Most wrongful death lawsuits against CPS Energy, ERCOT and gas suppliers have already been consolidated under a single multidistrict litigation tribunal, Crawford said. But Crawford said he was fighting consolidation; he hopes to find out this week if their suit can stand on its own.
According to Mendoza’s objection to CPS Energy’s motion to stay, the utility “denied the plaintiffs’ motion allegations and then blamed God and ERCOT equally.”
extent of their own negligence.
Yet several of the wrongful death lawsuits point out that everyone knew the storm was coming – meteorologists called it a “hundred-year winter storm” event. Governor Greg Abbott requested a federal emergency declaration on February 13, which was approved the next day.
Yet the proper precautions — like making sure the Zeke Mendoza dialysis center was marked as critical life-saving infrastructure that needs to be powered — weren’t taken, Mendoza objected.

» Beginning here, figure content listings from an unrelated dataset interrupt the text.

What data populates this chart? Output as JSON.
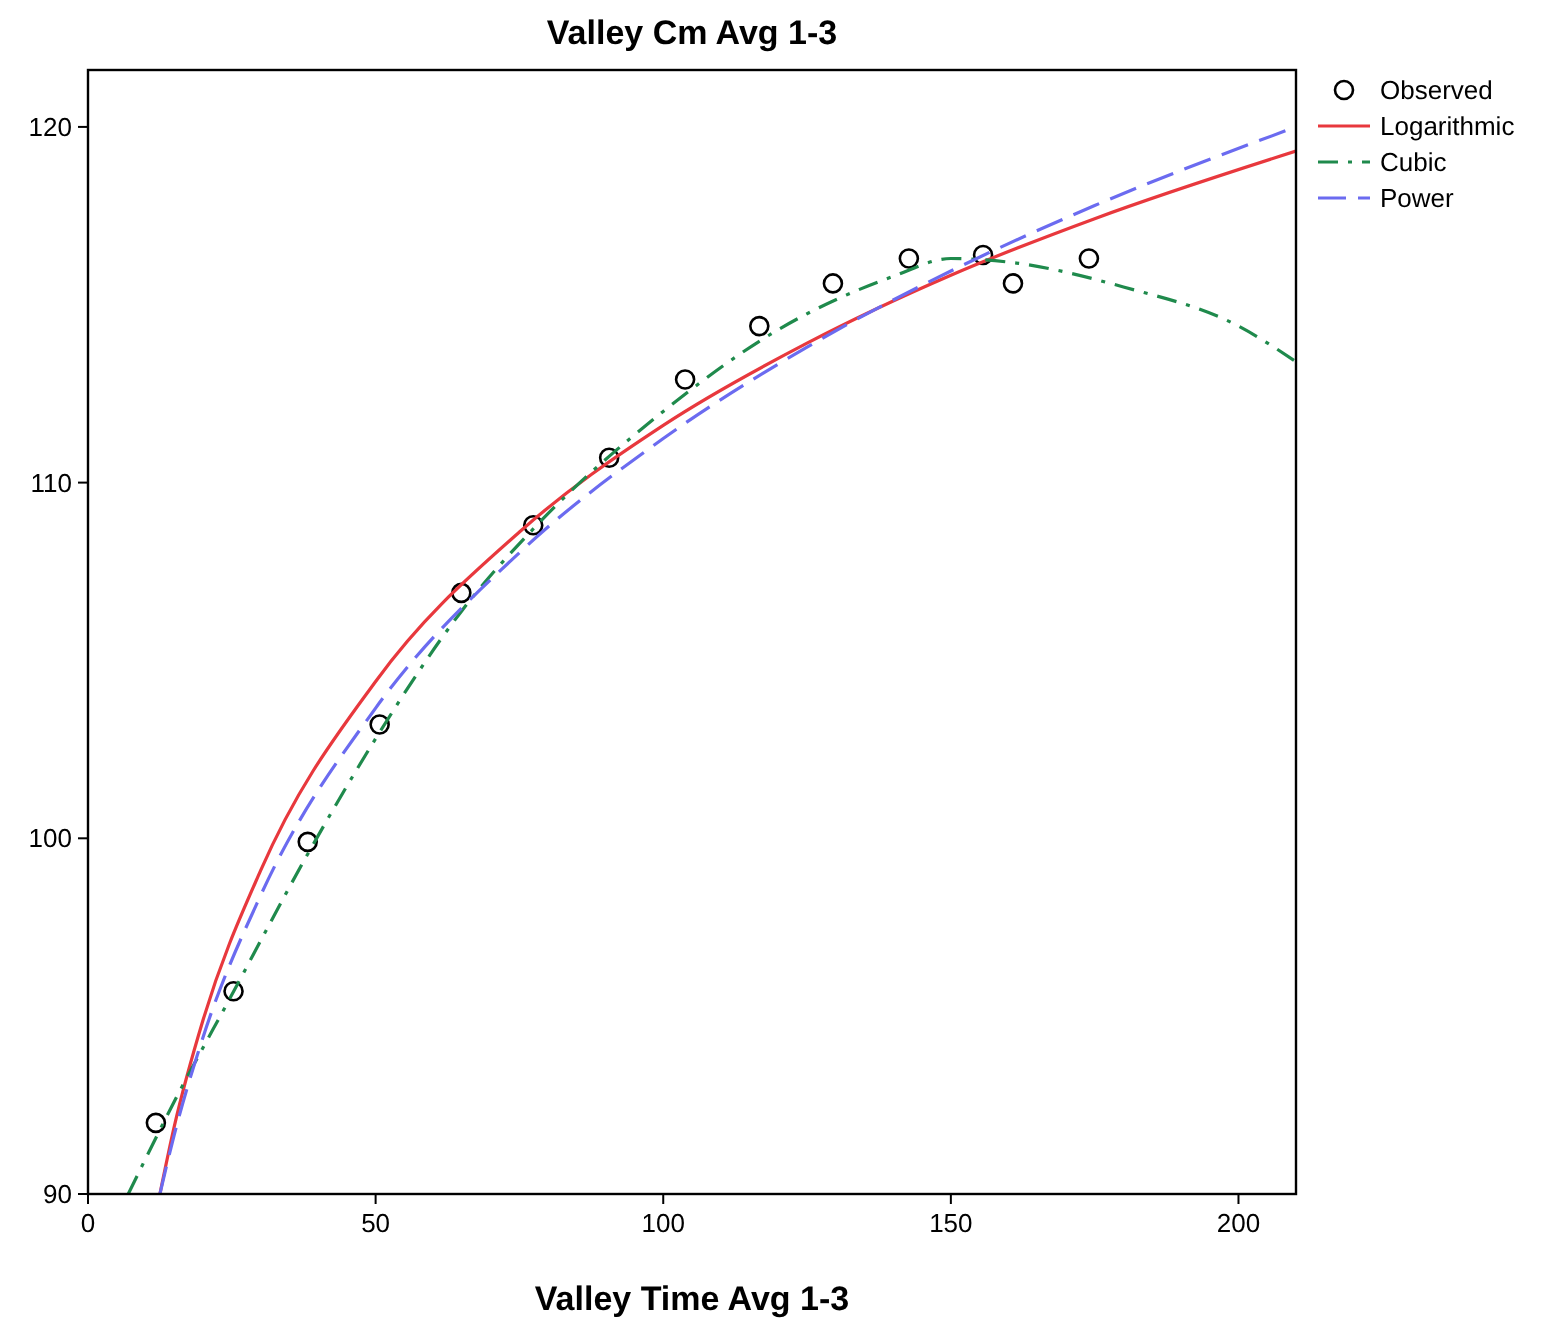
{
  "chart_data": {
    "type": "line",
    "title": "Valley Cm Avg 1-3",
    "xlabel": "Valley Time Avg 1-3",
    "xlim": [
      0,
      210
    ],
    "ylim": [
      90,
      121.6
    ],
    "xticks": [
      0,
      50,
      100,
      150,
      200
    ],
    "yticks": [
      90,
      100,
      110,
      120
    ],
    "grid": false,
    "legend": "top right",
    "series": [
      {
        "name": "Observed",
        "type": "scatter",
        "marker": "circle",
        "color": "#000000",
        "x": [
          11.8,
          25.3,
          38.2,
          50.7,
          64.9,
          77.4,
          90.6,
          103.8,
          116.7,
          129.5,
          142.7,
          155.6,
          160.8,
          174
        ],
        "values": [
          92.0,
          95.7,
          99.9,
          103.2,
          106.9,
          108.8,
          110.7,
          112.9,
          114.4,
          115.6,
          116.3,
          116.4,
          115.6,
          116.3
        ]
      },
      {
        "name": "Logarithmic",
        "line_style": "solid",
        "color": "#e8383d",
        "x": [
          12.5,
          15,
          20,
          30,
          50,
          75,
          100,
          125,
          150,
          175,
          210
        ],
        "values": [
          90.0,
          91.9,
          94.89,
          99.09,
          104.41,
          108.61,
          111.61,
          113.92,
          115.83,
          117.42,
          119.32
        ]
      },
      {
        "name": "Cubic",
        "line_style": "dashdot",
        "color": "#1f8a4c",
        "x": [
          7,
          15,
          25,
          38,
          50,
          65,
          78,
          100,
          120,
          140,
          150,
          160,
          180,
          200,
          210
        ],
        "values": [
          90.0,
          92.6,
          95.6,
          99.5,
          102.8,
          106.4,
          108.8,
          112.0,
          114.3,
          115.8,
          116.3,
          116.2,
          115.5,
          114.4,
          113.4
        ]
      },
      {
        "name": "Power",
        "line_style": "dashed",
        "color": "#6b6bf0",
        "x": [
          12.5,
          15,
          20,
          30,
          50,
          75,
          100,
          125,
          150,
          175,
          210
        ],
        "values": [
          90.0,
          91.67,
          94.41,
          98.39,
          103.66,
          108.03,
          111.24,
          113.81,
          115.95,
          117.79,
          120.0
        ]
      }
    ]
  }
}
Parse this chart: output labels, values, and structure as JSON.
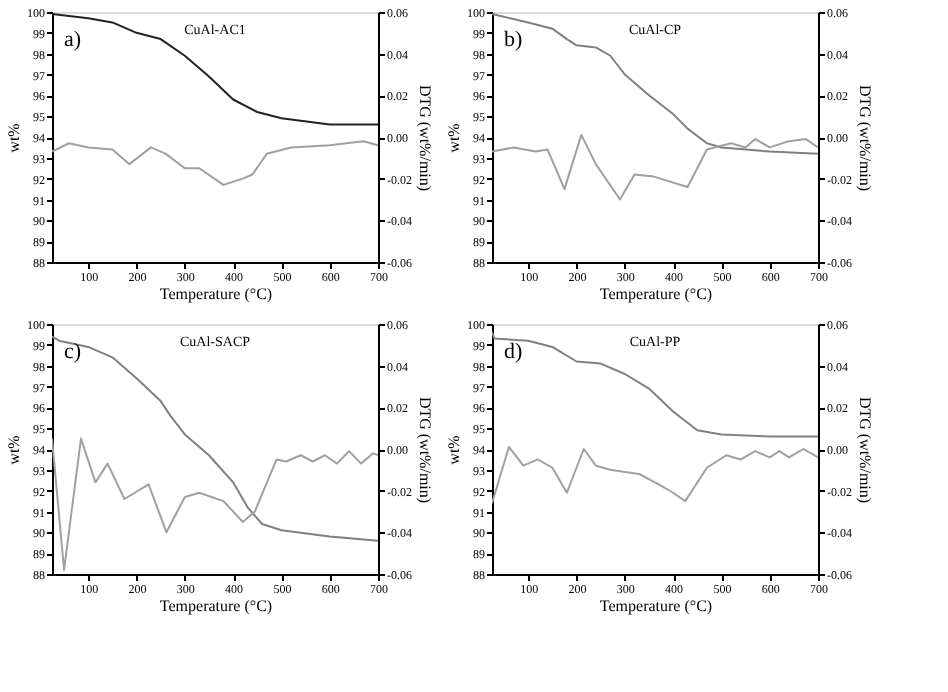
{
  "chart_data": [
    {
      "type": "line",
      "xlabel": "Temperature (°C)",
      "ylabel": "wt%",
      "y2label": "DTG (wt%/min)",
      "annotations": [
        "a)",
        "CuAl-AC1"
      ],
      "grid": false,
      "xlim": [
        25,
        700
      ],
      "xticks": [
        100,
        200,
        300,
        400,
        500,
        600,
        700
      ],
      "ylim": [
        88,
        100
      ],
      "yticks": [
        88,
        89,
        90,
        91,
        92,
        93,
        94,
        95,
        96,
        97,
        98,
        99,
        100
      ],
      "y2lim": [
        -0.06,
        0.06
      ],
      "y2ticks": [
        {
          "value": -0.06,
          "label": "-0.06"
        },
        {
          "value": -0.04,
          "label": "-0.04"
        },
        {
          "value": -0.02,
          "label": "-0.02"
        },
        {
          "value": 0,
          "label": "0.00"
        },
        {
          "value": 0.02,
          "label": "0.02"
        },
        {
          "value": 0.04,
          "label": "0.04"
        },
        {
          "value": 0.06,
          "label": "0.06"
        }
      ],
      "series": [
        {
          "color": "#222222",
          "x": [
            25,
            100,
            150,
            200,
            250,
            300,
            350,
            400,
            450,
            500,
            600,
            700
          ],
          "values": [
            99.9,
            99.7,
            99.5,
            99.0,
            98.7,
            97.9,
            96.9,
            95.8,
            95.2,
            94.9,
            94.6,
            94.6
          ]
        },
        {
          "color": "#a0a0a0",
          "axis": "y2",
          "x": [
            25,
            60,
            100,
            150,
            185,
            230,
            260,
            300,
            330,
            380,
            420,
            440,
            470,
            520,
            600,
            670,
            700
          ],
          "values": [
            -0.007,
            -0.003,
            -0.005,
            -0.006,
            -0.013,
            -0.005,
            -0.008,
            -0.015,
            -0.015,
            -0.023,
            -0.02,
            -0.018,
            -0.008,
            -0.005,
            -0.004,
            -0.002,
            -0.004
          ]
        }
      ]
    },
    {
      "type": "line",
      "xlabel": "Temperature (°C)",
      "ylabel": "wt%",
      "y2label": "DTG (wt%/min)",
      "annotations": [
        "b)",
        "CuAl-CP"
      ],
      "grid": false,
      "xlim": [
        25,
        700
      ],
      "xticks": [
        100,
        200,
        300,
        400,
        500,
        600,
        700
      ],
      "ylim": [
        88,
        100
      ],
      "yticks": [
        88,
        89,
        90,
        91,
        92,
        93,
        94,
        95,
        96,
        97,
        98,
        99,
        100
      ],
      "y2lim": [
        -0.06,
        0.06
      ],
      "y2ticks": [
        {
          "value": -0.06,
          "label": "-0.06"
        },
        {
          "value": -0.04,
          "label": "-0.04"
        },
        {
          "value": -0.02,
          "label": "-0.02"
        },
        {
          "value": 0,
          "label": "0.00"
        },
        {
          "value": 0.02,
          "label": "0.02"
        },
        {
          "value": 0.04,
          "label": "0.04"
        },
        {
          "value": 0.06,
          "label": "0.06"
        }
      ],
      "series": [
        {
          "color": "#808080",
          "x": [
            25,
            100,
            150,
            180,
            200,
            240,
            270,
            300,
            350,
            400,
            430,
            470,
            500,
            600,
            700
          ],
          "values": [
            99.9,
            99.5,
            99.2,
            98.7,
            98.4,
            98.3,
            97.9,
            97.0,
            96.0,
            95.1,
            94.4,
            93.7,
            93.5,
            93.3,
            93.2
          ]
        },
        {
          "color": "#a0a0a0",
          "axis": "y2",
          "x": [
            25,
            70,
            115,
            140,
            175,
            210,
            240,
            290,
            320,
            360,
            430,
            470,
            520,
            550,
            570,
            600,
            640,
            675,
            700
          ],
          "values": [
            -0.007,
            -0.005,
            -0.007,
            -0.006,
            -0.025,
            0.001,
            -0.013,
            -0.03,
            -0.018,
            -0.019,
            -0.024,
            -0.006,
            -0.003,
            -0.005,
            -0.001,
            -0.005,
            -0.002,
            -0.001,
            -0.005
          ]
        }
      ]
    },
    {
      "type": "line",
      "xlabel": "Temperature (°C)",
      "ylabel": "wt%",
      "y2label": "DTG (wt%/min)",
      "annotations": [
        "c)",
        "CuAl-SACP"
      ],
      "grid": false,
      "xlim": [
        25,
        700
      ],
      "xticks": [
        100,
        200,
        300,
        400,
        500,
        600,
        700
      ],
      "ylim": [
        88,
        100
      ],
      "yticks": [
        88,
        89,
        90,
        91,
        92,
        93,
        94,
        95,
        96,
        97,
        98,
        99,
        100
      ],
      "y2lim": [
        -0.06,
        0.06
      ],
      "y2ticks": [
        {
          "value": -0.06,
          "label": "-0.06"
        },
        {
          "value": -0.04,
          "label": "-0.04"
        },
        {
          "value": -0.02,
          "label": "-0.02"
        },
        {
          "value": 0,
          "label": "0.00"
        },
        {
          "value": 0.02,
          "label": "0.02"
        },
        {
          "value": 0.04,
          "label": "0.04"
        },
        {
          "value": 0.06,
          "label": "0.06"
        }
      ],
      "series": [
        {
          "color": "#808080",
          "x": [
            25,
            40,
            100,
            150,
            200,
            250,
            270,
            300,
            350,
            400,
            430,
            460,
            500,
            600,
            700
          ],
          "values": [
            99.4,
            99.2,
            98.9,
            98.4,
            97.4,
            96.3,
            95.6,
            94.7,
            93.7,
            92.4,
            91.2,
            90.4,
            90.1,
            89.8,
            89.6
          ]
        },
        {
          "color": "#a0a0a0",
          "axis": "y2",
          "x": [
            25,
            50,
            85,
            115,
            140,
            175,
            225,
            262,
            300,
            330,
            380,
            420,
            445,
            490,
            510,
            540,
            565,
            590,
            615,
            640,
            665,
            690,
            700
          ],
          "values": [
            0.005,
            -0.058,
            0.005,
            -0.016,
            -0.007,
            -0.024,
            -0.017,
            -0.04,
            -0.023,
            -0.021,
            -0.025,
            -0.035,
            -0.03,
            -0.005,
            -0.006,
            -0.003,
            -0.006,
            -0.003,
            -0.007,
            -0.001,
            -0.007,
            -0.002,
            -0.003
          ]
        }
      ]
    },
    {
      "type": "line",
      "xlabel": "Temperature (°C)",
      "ylabel": "wt%",
      "y2label": "DTG (wt%/min)",
      "annotations": [
        "d)",
        "CuAl-PP"
      ],
      "grid": false,
      "xlim": [
        25,
        700
      ],
      "xticks": [
        100,
        200,
        300,
        400,
        500,
        600,
        700
      ],
      "ylim": [
        88,
        100
      ],
      "yticks": [
        88,
        89,
        90,
        91,
        92,
        93,
        94,
        95,
        96,
        97,
        98,
        99,
        100
      ],
      "y2lim": [
        -0.06,
        0.06
      ],
      "y2ticks": [
        {
          "value": -0.06,
          "label": "-0.06"
        },
        {
          "value": -0.04,
          "label": "-0.04"
        },
        {
          "value": -0.02,
          "label": "-0.02"
        },
        {
          "value": 0,
          "label": "0.00"
        },
        {
          "value": 0.02,
          "label": "0.02"
        },
        {
          "value": 0.04,
          "label": "0.04"
        },
        {
          "value": 0.06,
          "label": "0.06"
        }
      ],
      "series": [
        {
          "color": "#808080",
          "x": [
            25,
            30,
            100,
            150,
            200,
            250,
            300,
            350,
            400,
            450,
            500,
            600,
            700
          ],
          "values": [
            99.6,
            99.3,
            99.2,
            98.9,
            98.2,
            98.1,
            97.6,
            96.9,
            95.8,
            94.9,
            94.7,
            94.6,
            94.6
          ]
        },
        {
          "color": "#a0a0a0",
          "axis": "y2",
          "x": [
            25,
            60,
            90,
            120,
            150,
            180,
            215,
            240,
            270,
            300,
            330,
            370,
            400,
            425,
            470,
            510,
            540,
            570,
            600,
            620,
            640,
            670,
            700
          ],
          "values": [
            -0.026,
            0.001,
            -0.008,
            -0.005,
            -0.009,
            -0.021,
            0.0,
            -0.008,
            -0.01,
            -0.011,
            -0.012,
            -0.017,
            -0.021,
            -0.025,
            -0.009,
            -0.003,
            -0.005,
            -0.001,
            -0.004,
            -0.001,
            -0.004,
            0.0,
            -0.004
          ]
        }
      ]
    }
  ]
}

CPS Energy sent text and call warnings to customers ahead of the short freeze earlier this month, Chris Mendoza pointed out in an interview on Monday; why were these warnings not sent before winter storm Uri?
CPS Energy claims that because it is owned by the city of San Antonio, it is a government entity, and therefore immune from suit under sovereign immunity, the principle that the government does not can be prosecuted without his consent.
In a perhaps tricky twist, as it claims sovereign immunity in wrongful death cases, CPS Energy also argues that ERCOT cannot claim sovereign immunity from lawsuits brought against it by CPS Energy.
A year of change
It was a difficult year for the Mendoza family, who had to learn to continue their life without their parents. just months after Zeke’s death, his wife Elizabeth, who suffered from Parkinson’s disease, died.
Chris Mendoza said he misses his and his father’s ‘deep conversations’, including his father’s life advice – which he says was always delivered sternly but lovingly. Eric Mendoza added that he was sad that his three young children, all under the age of 10, could not make more memories with their “Popo or Grandma”.
Chris still visits his parents’ grave a few times a month, he said, sometimes with his wife and two teenagers. He plans to do so on the anniversary of his father’s death next week.
The entities responsible for his father’s death must be held accountable, Chris Mendoza said.
The brothers – Chris, Eric and Gabriel – have said they are prepared for litigation to take years to complete. They just want to see CPS Energy held accountable, he said.
“We just want them to be better prepared so someone else doesn’t have to go through the same thing,” Chris Mendoza said.